Traceback (most recent call last):
  File "/home/tony/work/inria/repo/swh/swh-environment/swh-loader-core/swh/loader/core/loader.py", line 681, in load
    self.store_data()
  File "/home/tony/work/inria/repo/swh/swh-environment/swh-loader-svn/swh/loader/svn/loader.py", line 308, in store_data
    self.last_known_swh_revision)
  File "/home/tony/work/inria/repo/swh/swh-environment/swh-loader-svn/swh/loader/svn/loader.py", line 496, in process_repository
    svnrepo, revision_start, revision_end, revision_parents)
  File "/home/tony/work/inria/repo/swh/swh-environment/swh-loader-svn/swh/loader/svn/loader.py", line 235, in process_swh_revisions
    'id': _id,
##################### raises an eyebrow... where is the rest of the stack trace?
swh.loader.svn.loader.SvnLoaderEventful: [Errno 24] Can't open file '/tmp/tmp.a6ouqrqy.swh.loader.svn/db/revs/0/420': Too many open files
DEBUG:swh.scheduler.task.MountAndLoadSvnRepositoryTsk:Updating origin_visit for origin 7 with status partial
DEBUG:swh.scheduler.task.MountAndLoadSvnRepositoryTsk:Done updating origin_visit for origin 7 with status partial
DEBUG:swh.scheduler.task.MountAndLoadSvnRepositoryTsk:Sending 1 occurrences
DEBUG:swh.scheduler.task.MountAndLoadSvnRepositoryTsk:Done sending 1 occurrences
DEBUG:swh.scheduler.task.MountAndLoadSvnRepositoryTsk:Clean up temp directory /tmp/tmp.a6ouqrqy.swh.loader.svn for project

The loading fails at revision 515.

Event Timeline

ardumont created this task.Oct 24 2017, 2:03 PM

There is no file descriptor leak.

Everything that's opened is closed at https://forge.softwareheritage.org/source/swh-loader-svn/browse/master/swh/loader/svn/ra.py;8cedf7417dea0b26edca3c6736939bde0a351e35$39.
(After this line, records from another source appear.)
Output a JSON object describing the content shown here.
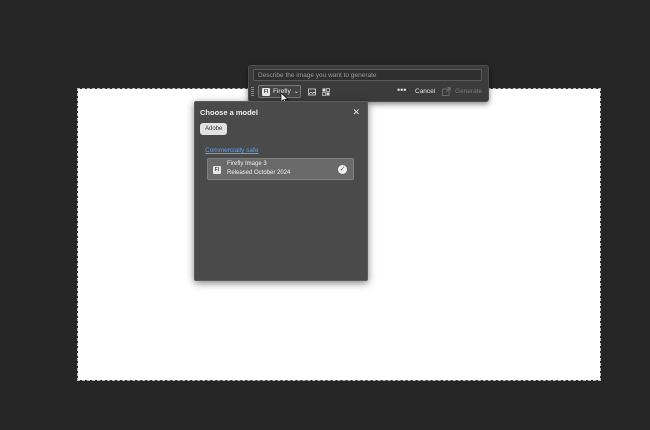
{
  "prompt": {
    "placeholder": "Describe the image you want to generate"
  },
  "toolbar": {
    "model_badge": "FI",
    "model_label": "Firefly",
    "more_label": "•••",
    "cancel_label": "Cancel",
    "generate_label": "Generate"
  },
  "popup": {
    "title": "Choose a model",
    "close_label": "✕",
    "filter_chip": "Adobe",
    "section_label": "Commercially safe",
    "models": [
      {
        "badge": "FI",
        "name": "Firefly Image 3",
        "released": "Released October 2024",
        "selected": true
      }
    ]
  },
  "icons": [
    "grip-icon",
    "chevron-down-icon",
    "image-reference-icon",
    "style-reference-icon",
    "more-icon",
    "generate-icon",
    "cursor-icon",
    "close-icon",
    "checkmark-icon"
  ],
  "colors": {
    "background": "#262626",
    "canvas": "#ffffff",
    "panel": "#4a4a4a",
    "link": "#4ea6ff"
  }
}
I'm more inclined to think that the ulimit -n is too low for the loader-svn's case.
The azure workers have one of 65536 (connected and checked).

As i don't see anything in our puppet-environment regarding this, it must be set to the default for our swh-workers (which seems to be 1024).
I cannot check them explicitely, we are in between migration right now, so they are down.
Still, uffizi, getty, prado, etc... are indeed set to 1024 (and i believe they are provisioned the same way).

Anyway, increasing the ulimit -n in my shell (1024 -> 65536), the loader goes far beyond that point.
It then fails on another edge case (about directory already existing - fixed).

ardumont added a comment.EditedOct 25 2017, 10:50 AM

We could use the loader-svn's systemd [service] property LimitNOFILE:

  • 'LimitNOFILE= ulimit -n Number of File Descriptors'.

source:

Looking further into it.
Defining such option for this in our puppet manifest would make this eventually end up in /etc/systemd/system/swh-worker@${SERVICE_NAME}.service.d/parameters.conf.
In this case ${SERVICE_NAME} being swh_loader_svn.

If not provided (the default), the result would be the actual state.

source:

ardumont closed this task as Resolved.Nov 7 2017, 6:38 PM
ardumont claimed this task.
ardumont renamed this task from Google code svn dump - 'Too many open file' errors to Google code svn import - 'Too many open file' errors.Nov 7 2017, 6:45 PM

As usual, to be complete...

uring handling of the above exception, another exception occurred:
...

  1. raises an eyebrow... where is the rest of the stack trace?

I misunderstood the stack trace so it's indeed complete.

It's not perfect but, in that part of the code, we trap all exceptions and raise another one SvnLoaderEventful.
This translates to the error message of one exception was raised within another one.

I found this ugly though but don't know any better.